Article 3 : Préalablement à toute opération, l'expert prêtera serment dans les formes prévues à l'article R. 621-3 du code de justice administrative.

Article 4 : Les opérations d'expertise auront lieu contradictoirement entre le SAMU 33, le centre hospitalier Sud Gironde, le docteur G E, la Nouvelle clinique de Bordeaux Tondu, le centre hospitalier universitaire de Bordeaux, l'office national d'indemnisation des accidents médicaux des affections iatrogènes et des infections nosocomiales (ONIAM) et la Caisse primaire d'assurance maladie de la Gironde.

Article 5 : L'expert avertira les parties conformément aux dispositions de l'article R. 621-7 du code de justice administrative.

Article 6 : L'expert communiquera aux parties les conclusions qu'il envisage de tirer des constatations auxquelles il a procédé. Cette communication sera réalisée par la transmission d'un pré-rapport ou selon toute autre modalité équivalente. Après avoir accordé aux parties un délai leur permettant de faire valoir leurs observations, l'expert recueillera et consignera leurs dires dans un rapport définitif. Il déposera le rapport définitif au greffe par voie électronique dans un délai de six mois à compter de la notification de la présente ordonnance. Des copies seront notifiées par l'expert aux parties intéressées. Avec leur accord, cette notification pourra s'opérer sous forme électronique.

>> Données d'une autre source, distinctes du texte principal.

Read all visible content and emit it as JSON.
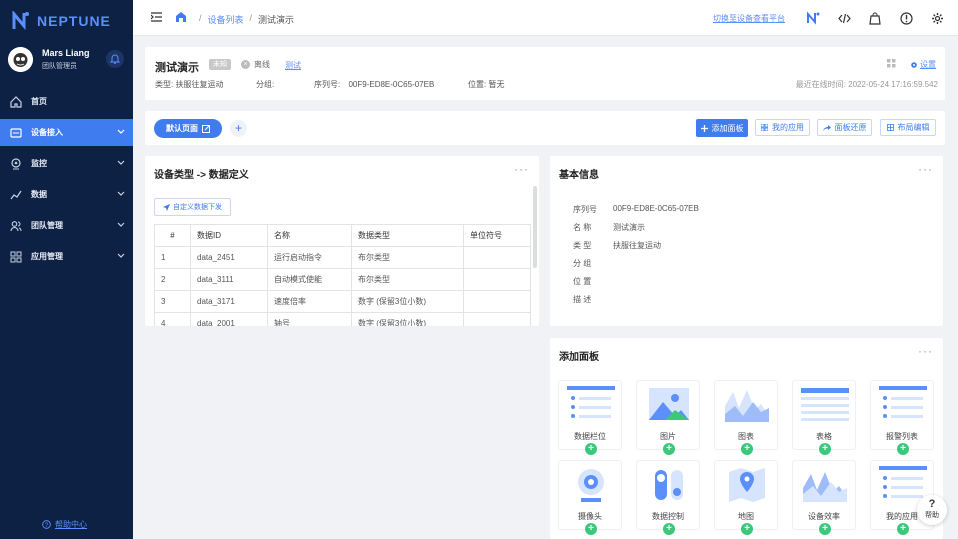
{
  "brand": {
    "name": "NEPTUNE"
  },
  "user": {
    "name": "Mars Liang",
    "role": "团队管理员"
  },
  "sidebar": {
    "items": [
      {
        "label": "首页",
        "icon": "home-icon"
      },
      {
        "label": "设备接入",
        "icon": "device-icon",
        "active": true
      },
      {
        "label": "监控",
        "icon": "monitor-icon"
      },
      {
        "label": "数据",
        "icon": "chart-icon"
      },
      {
        "label": "团队管理",
        "icon": "team-icon"
      },
      {
        "label": "应用管理",
        "icon": "apps-icon"
      }
    ],
    "help": "帮助中心"
  },
  "header": {
    "breadcrumb": [
      "设备列表",
      "测试演示"
    ],
    "switch_link": "切换至设备查看平台"
  },
  "device": {
    "title": "测试演示",
    "tag": "未知",
    "status": "离线",
    "test_link": "测试",
    "settings": "设置",
    "type_label": "类型:",
    "type_value": "扶服往复运动",
    "group_label": "分组:",
    "group_value": "",
    "serial_label": "序列号:",
    "serial_value": "00F9-ED8E-0C65-07EB",
    "location_label": "位置:",
    "location_value": "暂无",
    "last_online": "最近在线时间: 2022-05-24 17:16:59.542"
  },
  "toolbar": {
    "default_page": "默认页面",
    "add_panel": "添加面板",
    "my_apps": "我的应用",
    "restore": "面板还原",
    "layout": "布局编辑"
  },
  "data_def": {
    "title": "设备类型 -> 数据定义",
    "custom_btn": "自定义数据下发",
    "headers": [
      "#",
      "数据ID",
      "名称",
      "数据类型",
      "单位符号"
    ],
    "rows": [
      [
        "1",
        "data_2451",
        "运行启动指令",
        "布尔类型",
        ""
      ],
      [
        "2",
        "data_3111",
        "自动模式使能",
        "布尔类型",
        ""
      ],
      [
        "3",
        "data_3171",
        "速度倍率",
        "数字 (保留3位小数)",
        ""
      ],
      [
        "4",
        "data_2001",
        "轴号",
        "数字 (保留3位小数)",
        ""
      ]
    ]
  },
  "basic_info": {
    "title": "基本信息",
    "rows": [
      {
        "label": "序列号",
        "value": "00F9-ED8E-0C65-07EB"
      },
      {
        "label": "名 称",
        "value": "测试演示"
      },
      {
        "label": "类 型",
        "value": "扶服往复运动"
      },
      {
        "label": "分 组",
        "value": ""
      },
      {
        "label": "位 置",
        "value": ""
      },
      {
        "label": "描 述",
        "value": ""
      }
    ]
  },
  "add_panel": {
    "title": "添加面板",
    "widgets": [
      "数据栏位",
      "图片",
      "图表",
      "表格",
      "报警列表",
      "摄像头",
      "数据控制",
      "地图",
      "设备效率",
      "我的应用"
    ]
  },
  "help_float": {
    "label": "帮助"
  },
  "colors": {
    "primary": "#3f7cf0",
    "sidebar": "#0d2145",
    "success": "#3cc77a"
  }
}
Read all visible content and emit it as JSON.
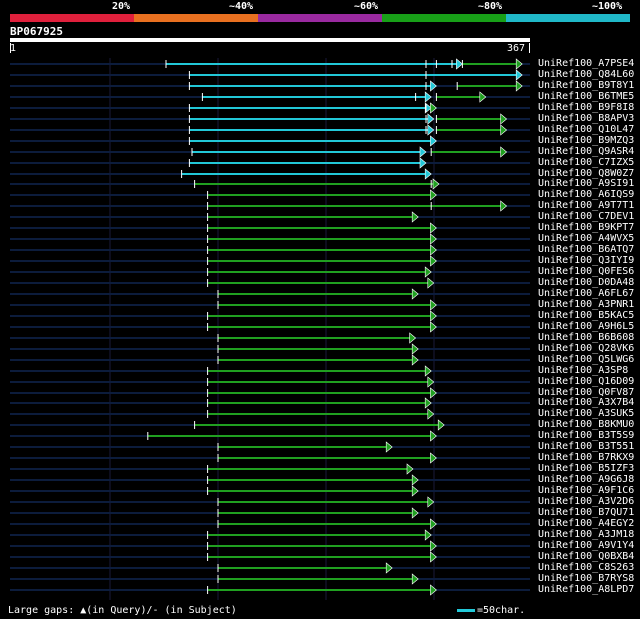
{
  "scale": {
    "labels": [
      "20%",
      "~40%",
      "~60%",
      "~80%",
      "~100%"
    ],
    "colors": [
      "#e0203c",
      "#e87020",
      "#9a2aa0",
      "#18a018",
      "#20b8c8"
    ]
  },
  "query": {
    "name": "BP067925",
    "start": "1",
    "end": "367"
  },
  "footer": {
    "gaps_text": "Large gaps: ▲(in Query)/- (in Subject)",
    "scale_text": "=50char."
  },
  "hits": [
    {
      "label": "UniRef100_A7PSE4",
      "segments": [
        {
          "color": "#22c8d8",
          "range": [
            0.3,
            0.87
          ]
        },
        {
          "color": "#20a020",
          "range": [
            0.87,
            0.985
          ]
        }
      ],
      "ticks": [
        0.8,
        0.82,
        0.85
      ]
    },
    {
      "label": "UniRef100_Q84L60",
      "segments": [
        {
          "color": "#22c8d8",
          "range": [
            0.345,
            0.985
          ]
        }
      ],
      "ticks": [
        0.8
      ]
    },
    {
      "label": "UniRef100_B9T8Y1",
      "segments": [
        {
          "color": "#22c8d8",
          "range": [
            0.345,
            0.82
          ]
        },
        {
          "color": "#20a020",
          "range": [
            0.86,
            0.985
          ]
        }
      ],
      "ticks": [
        0.8
      ]
    },
    {
      "label": "UniRef100_B6TME5",
      "segments": [
        {
          "color": "#22c8d8",
          "range": [
            0.37,
            0.81
          ]
        },
        {
          "color": "#20a020",
          "range": [
            0.82,
            0.915
          ]
        }
      ],
      "ticks": [
        0.78
      ]
    },
    {
      "label": "UniRef100_B9F8I8",
      "segments": [
        {
          "color": "#22c8d8",
          "range": [
            0.345,
            0.81
          ]
        },
        {
          "color": "#20a020",
          "range": [
            0.81,
            0.82
          ]
        }
      ],
      "ticks": [
        0.8
      ]
    },
    {
      "label": "UniRef100_B8APV3",
      "segments": [
        {
          "color": "#22c8d8",
          "range": [
            0.345,
            0.815
          ]
        },
        {
          "color": "#20a020",
          "range": [
            0.82,
            0.955
          ]
        }
      ],
      "ticks": [
        0.8
      ]
    },
    {
      "label": "UniRef100_Q10L47",
      "segments": [
        {
          "color": "#22c8d8",
          "range": [
            0.345,
            0.815
          ]
        },
        {
          "color": "#20a020",
          "range": [
            0.82,
            0.955
          ]
        }
      ],
      "ticks": [
        0.8
      ]
    },
    {
      "label": "UniRef100_B9MZQ3",
      "segments": [
        {
          "color": "#22c8d8",
          "range": [
            0.345,
            0.82
          ]
        }
      ],
      "ticks": []
    },
    {
      "label": "UniRef100_Q9ASR4",
      "segments": [
        {
          "color": "#22c8d8",
          "range": [
            0.35,
            0.8
          ]
        },
        {
          "color": "#20a020",
          "range": [
            0.81,
            0.955
          ]
        }
      ],
      "ticks": []
    },
    {
      "label": "UniRef100_C7IZX5",
      "segments": [
        {
          "color": "#22c8d8",
          "range": [
            0.345,
            0.8
          ]
        }
      ],
      "ticks": []
    },
    {
      "label": "UniRef100_Q8W0Z7",
      "segments": [
        {
          "color": "#22c8d8",
          "range": [
            0.33,
            0.81
          ]
        }
      ],
      "ticks": []
    },
    {
      "label": "UniRef100_A9SI91",
      "segments": [
        {
          "color": "#20a020",
          "range": [
            0.355,
            0.825
          ]
        }
      ],
      "ticks": [
        0.81
      ]
    },
    {
      "label": "UniRef100_A6IQS9",
      "segments": [
        {
          "color": "#20a020",
          "range": [
            0.38,
            0.82
          ]
        }
      ],
      "ticks": []
    },
    {
      "label": "UniRef100_A9T7T1",
      "segments": [
        {
          "color": "#20a020",
          "range": [
            0.38,
            0.955
          ]
        }
      ],
      "ticks": [
        0.81
      ]
    },
    {
      "label": "UniRef100_C7DEV1",
      "segments": [
        {
          "color": "#20a020",
          "range": [
            0.38,
            0.785
          ]
        }
      ],
      "ticks": []
    },
    {
      "label": "UniRef100_B9KPT7",
      "segments": [
        {
          "color": "#20a020",
          "range": [
            0.38,
            0.82
          ]
        }
      ],
      "ticks": []
    },
    {
      "label": "UniRef100_A4WVX5",
      "segments": [
        {
          "color": "#20a020",
          "range": [
            0.38,
            0.82
          ]
        }
      ],
      "ticks": []
    },
    {
      "label": "UniRef100_B6ATQ7",
      "segments": [
        {
          "color": "#20a020",
          "range": [
            0.38,
            0.82
          ]
        }
      ],
      "ticks": []
    },
    {
      "label": "UniRef100_Q3IYI9",
      "segments": [
        {
          "color": "#20a020",
          "range": [
            0.38,
            0.82
          ]
        }
      ],
      "ticks": []
    },
    {
      "label": "UniRef100_Q0FES6",
      "segments": [
        {
          "color": "#20a020",
          "range": [
            0.38,
            0.81
          ]
        }
      ],
      "ticks": []
    },
    {
      "label": "UniRef100_D0DA48",
      "segments": [
        {
          "color": "#20a020",
          "range": [
            0.38,
            0.815
          ]
        }
      ],
      "ticks": []
    },
    {
      "label": "UniRef100_A6FL67",
      "segments": [
        {
          "color": "#20a020",
          "range": [
            0.4,
            0.785
          ]
        }
      ],
      "ticks": []
    },
    {
      "label": "UniRef100_A3PNR1",
      "segments": [
        {
          "color": "#20a020",
          "range": [
            0.4,
            0.82
          ]
        }
      ],
      "ticks": []
    },
    {
      "label": "UniRef100_B5KAC5",
      "segments": [
        {
          "color": "#20a020",
          "range": [
            0.38,
            0.82
          ]
        }
      ],
      "ticks": []
    },
    {
      "label": "UniRef100_A9H6L5",
      "segments": [
        {
          "color": "#20a020",
          "range": [
            0.38,
            0.82
          ]
        }
      ],
      "ticks": []
    },
    {
      "label": "UniRef100_B6B608",
      "segments": [
        {
          "color": "#20a020",
          "range": [
            0.4,
            0.78
          ]
        }
      ],
      "ticks": []
    },
    {
      "label": "UniRef100_Q28VK6",
      "segments": [
        {
          "color": "#20a020",
          "range": [
            0.4,
            0.785
          ]
        }
      ],
      "ticks": []
    },
    {
      "label": "UniRef100_Q5LWG6",
      "segments": [
        {
          "color": "#20a020",
          "range": [
            0.4,
            0.785
          ]
        }
      ],
      "ticks": []
    },
    {
      "label": "UniRef100_A3SP8",
      "segments": [
        {
          "color": "#20a020",
          "range": [
            0.38,
            0.81
          ]
        }
      ],
      "ticks": []
    },
    {
      "label": "UniRef100_Q16D09",
      "segments": [
        {
          "color": "#20a020",
          "range": [
            0.38,
            0.815
          ]
        }
      ],
      "ticks": []
    },
    {
      "label": "UniRef100_Q0FV87",
      "segments": [
        {
          "color": "#20a020",
          "range": [
            0.38,
            0.82
          ]
        }
      ],
      "ticks": []
    },
    {
      "label": "UniRef100_A3X7B4",
      "segments": [
        {
          "color": "#20a020",
          "range": [
            0.38,
            0.81
          ]
        }
      ],
      "ticks": []
    },
    {
      "label": "UniRef100_A3SUK5",
      "segments": [
        {
          "color": "#20a020",
          "range": [
            0.38,
            0.815
          ]
        }
      ],
      "ticks": []
    },
    {
      "label": "UniRef100_B8KMU0",
      "segments": [
        {
          "color": "#20a020",
          "range": [
            0.355,
            0.835
          ]
        }
      ],
      "ticks": []
    },
    {
      "label": "UniRef100_B3T5S9",
      "segments": [
        {
          "color": "#20a020",
          "range": [
            0.265,
            0.82
          ]
        }
      ],
      "ticks": []
    },
    {
      "label": "UniRef100_B3T551",
      "segments": [
        {
          "color": "#20a020",
          "range": [
            0.4,
            0.735
          ]
        }
      ],
      "ticks": []
    },
    {
      "label": "UniRef100_B7RKX9",
      "segments": [
        {
          "color": "#20a020",
          "range": [
            0.4,
            0.82
          ]
        }
      ],
      "ticks": []
    },
    {
      "label": "UniRef100_B5IZF3",
      "segments": [
        {
          "color": "#20a020",
          "range": [
            0.38,
            0.775
          ]
        }
      ],
      "ticks": []
    },
    {
      "label": "UniRef100_A9G6J8",
      "segments": [
        {
          "color": "#20a020",
          "range": [
            0.38,
            0.785
          ]
        }
      ],
      "ticks": []
    },
    {
      "label": "UniRef100_A9F1C6",
      "segments": [
        {
          "color": "#20a020",
          "range": [
            0.38,
            0.785
          ]
        }
      ],
      "ticks": []
    },
    {
      "label": "UniRef100_A3V2D6",
      "segments": [
        {
          "color": "#20a020",
          "range": [
            0.4,
            0.815
          ]
        }
      ],
      "ticks": []
    },
    {
      "label": "UniRef100_B7QU71",
      "segments": [
        {
          "color": "#20a020",
          "range": [
            0.4,
            0.785
          ]
        }
      ],
      "ticks": []
    },
    {
      "label": "UniRef100_A4EGY2",
      "segments": [
        {
          "color": "#20a020",
          "range": [
            0.4,
            0.82
          ]
        }
      ],
      "ticks": []
    },
    {
      "label": "UniRef100_A3JM18",
      "segments": [
        {
          "color": "#20a020",
          "range": [
            0.38,
            0.81
          ]
        }
      ],
      "ticks": []
    },
    {
      "label": "UniRef100_A9V1Y4",
      "segments": [
        {
          "color": "#20a020",
          "range": [
            0.38,
            0.82
          ]
        }
      ],
      "ticks": []
    },
    {
      "label": "UniRef100_Q0BXB4",
      "segments": [
        {
          "color": "#20a020",
          "range": [
            0.38,
            0.82
          ]
        }
      ],
      "ticks": []
    },
    {
      "label": "UniRef100_C8S263",
      "segments": [
        {
          "color": "#20a020",
          "range": [
            0.4,
            0.735
          ]
        }
      ],
      "ticks": []
    },
    {
      "label": "UniRef100_B7RYS8",
      "segments": [
        {
          "color": "#20a020",
          "range": [
            0.4,
            0.785
          ]
        }
      ],
      "ticks": []
    },
    {
      "label": "UniRef100_A8LPD7",
      "segments": [
        {
          "color": "#20a020",
          "range": [
            0.38,
            0.82
          ]
        }
      ],
      "ticks": []
    }
  ]
}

L'expert justifiera auprès du tribunal de la date de réception de son rapport par les parties.

Article 7 : Les frais et honoraires de l'expertise seront mis à la charge de la ou des parties désignées dans l'ordonnance par laquelle le président du tribunal liquidera et taxera ces frais et honoraires.

Article 8 : Le surplus des conclusions des parties est rejeté.

Article 9 : La présente ordonnance sera notifiée au SAMU 33, au centre hospitalier Sud Gironde , au docteur E, à la Nouvelle clinique de Bordeaux Tondu, au Centre hospitalier universitaire de Bordeaux, à l'Office national d'indemnisation des accidents médicaux des affections iatrogènes et des infections nosocomiales (ONIAM), à la Caisse primaire d'assurance maladie de la Gironde et au docteur D A, expert.

Fait à Bordeaux, le 14 novembre 2024.

Le juge des référés,

David Katz

La République mande et ordonne à la Ministre de la Santé et de l'Accès aux soins en ce qui la concerne ou à tous commissaires de justice à ce requis en ce qui concerne les voies de droit commun contre les parties privées, de pourvoir à l'exécution de la présente décision.